Subi as escadas lentamente, minhas mãos começaram a tremer. Eu estava com medo de ir até o meu quarto. Me apoiei na parede, respirei fundo e....

- Princesa Aislin! - Escuto me chamarem e levo um pequeno susto. Carmen subia rapidamente pelas escadas. - Isto é seu? - Ela pergunta me mostrado a caixinha que Emma tinha me dado.

- Sim, é meu. Onde você encontrou? - Pergunto pegando o objeto de sua mão.

- Estava na biblioteca. - Responde Carmen sorrindo. - Acho que você deve ter se esquecido.

- Você abriu?

- Não.

Assenti com a cabeça e dei um pequeno sorriso. Carmen desceu as escadas e eu fiquei encarando aquela caixinha, querendo saber o que tem dentro.

- Não posso abrir. Não posso abrir. - Falo para mim mesma. Passei minha mão por cima dos desenhos. Fiquei mais curiosa para saber ela esconde. Seguro a fechadura e estou prestes a abrir, quando sinto uma respiração próxima ao meu pescoço. Fico estática, com o coração QUASE saindo pela boca.

Olhei para trás e lá estavam os olhos, eles pareciam rir. Dei um passo para trás e engoli um seco. Aqueles olhos amarelos eram penetrantes e assustadores, eles chegaram mais perto e ficaram bem na minha frente. Estava muito perto, suas pupilas eram como as das cobras.

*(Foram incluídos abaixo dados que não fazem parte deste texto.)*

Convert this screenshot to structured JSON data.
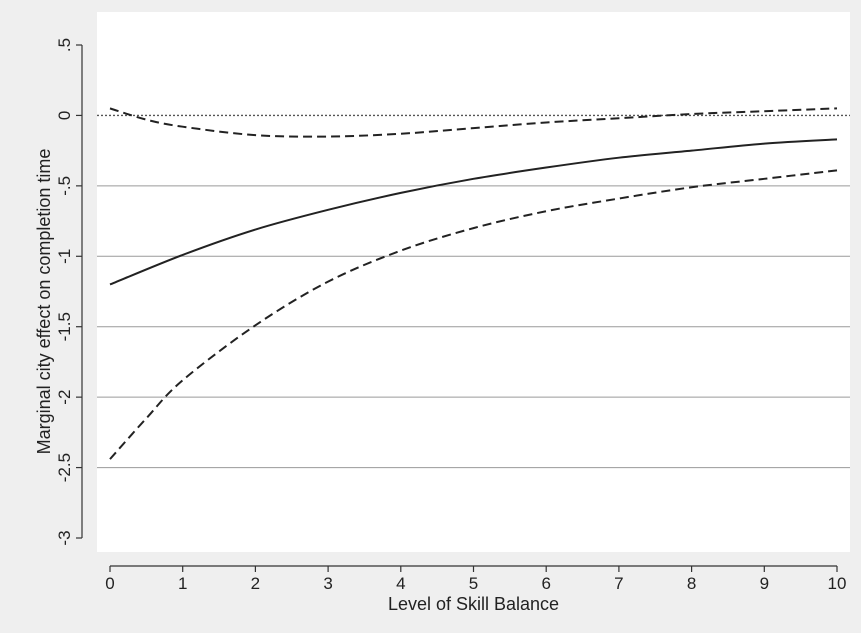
{
  "chart_data": {
    "type": "line",
    "title": "",
    "xlabel": "Level of Skill Balance",
    "ylabel": "Marginal city effect on completion time",
    "xlim": [
      0,
      10
    ],
    "ylim": [
      -3,
      0.5
    ],
    "x_ticks": [
      0,
      1,
      2,
      3,
      4,
      5,
      6,
      7,
      8,
      9,
      10
    ],
    "x_tick_labels": [
      "0",
      "1",
      "2",
      "3",
      "4",
      "5",
      "6",
      "7",
      "8",
      "9",
      "10"
    ],
    "y_ticks": [
      0.5,
      0,
      -0.5,
      -1,
      -1.5,
      -2,
      -2.5,
      -3
    ],
    "y_tick_labels": [
      ".5",
      "0",
      "-.5",
      "-1",
      "-1.5",
      "-2",
      "-2.5",
      "-3"
    ],
    "grid": "horizontal",
    "legend": "none",
    "reference_line_y": 0,
    "series": [
      {
        "style": "solid",
        "color": "#222222",
        "x": [
          0,
          1,
          2,
          3,
          4,
          5,
          6,
          7,
          8,
          9,
          10
        ],
        "y": [
          -1.2,
          -0.99,
          -0.81,
          -0.67,
          -0.55,
          -0.45,
          -0.37,
          -0.3,
          -0.25,
          -0.2,
          -0.17
        ]
      },
      {
        "style": "dashed",
        "color": "#222222",
        "x": [
          0,
          0.5,
          1,
          2,
          3,
          4,
          5,
          6,
          7,
          8,
          9,
          10
        ],
        "y": [
          0.05,
          -0.03,
          -0.08,
          -0.14,
          -0.15,
          -0.13,
          -0.09,
          -0.05,
          -0.02,
          0.01,
          0.03,
          0.05
        ]
      },
      {
        "style": "dashed",
        "color": "#222222",
        "x": [
          0,
          0.5,
          1,
          2,
          3,
          4,
          5,
          6,
          7,
          8,
          9,
          10
        ],
        "y": [
          -2.44,
          -2.15,
          -1.88,
          -1.49,
          -1.18,
          -0.96,
          -0.8,
          -0.68,
          -0.59,
          -0.51,
          -0.45,
          -0.39
        ]
      }
    ]
  }
}
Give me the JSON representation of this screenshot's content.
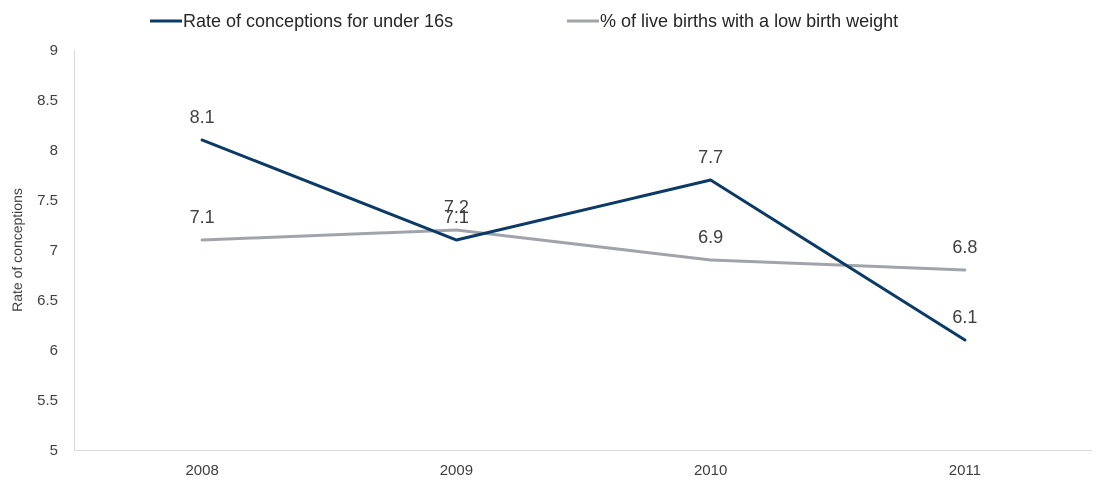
{
  "chart_data": {
    "type": "line",
    "title": "",
    "xlabel": "",
    "ylabel": "Rate of conceptions",
    "categories": [
      "2008",
      "2009",
      "2010",
      "2011"
    ],
    "ylim": [
      5,
      9
    ],
    "yticks": [
      5,
      5.5,
      6,
      6.5,
      7,
      7.5,
      8,
      8.5,
      9
    ],
    "grid": false,
    "legend_position": "top",
    "series": [
      {
        "name": "Rate of conceptions for under 16s",
        "color": "#0b3a66",
        "values": [
          8.1,
          7.1,
          7.7,
          6.1
        ],
        "labels": [
          "8.1",
          "7.1",
          "7.7",
          "6.1"
        ]
      },
      {
        "name": "% of live births with a low birth weight",
        "color": "#a0a4aa",
        "values": [
          7.1,
          7.2,
          6.9,
          6.8
        ],
        "labels": [
          "7.1",
          "7.2",
          "6.9",
          "6.8"
        ]
      }
    ]
  }
}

Minha garganta estava seca e resolvi correr. Corri desesperadamente até meu quarto e fechei a porta, trancando-a. Joguei a caixa em cima de minha cama. Corri até o meu banheiro e comecei a lavar meu rosto.

- Isso é um sonho. É tudo um sonho. É apenas um sonho. - Fico falando compulsivamente. Olho para o meu espelho redondo e quase tenho um infarto. Os olhos estão atrás de mim, me encarando com malícia. Pego minha escova de cabelo e jogo neles, mas ela simplesmente os atravessa.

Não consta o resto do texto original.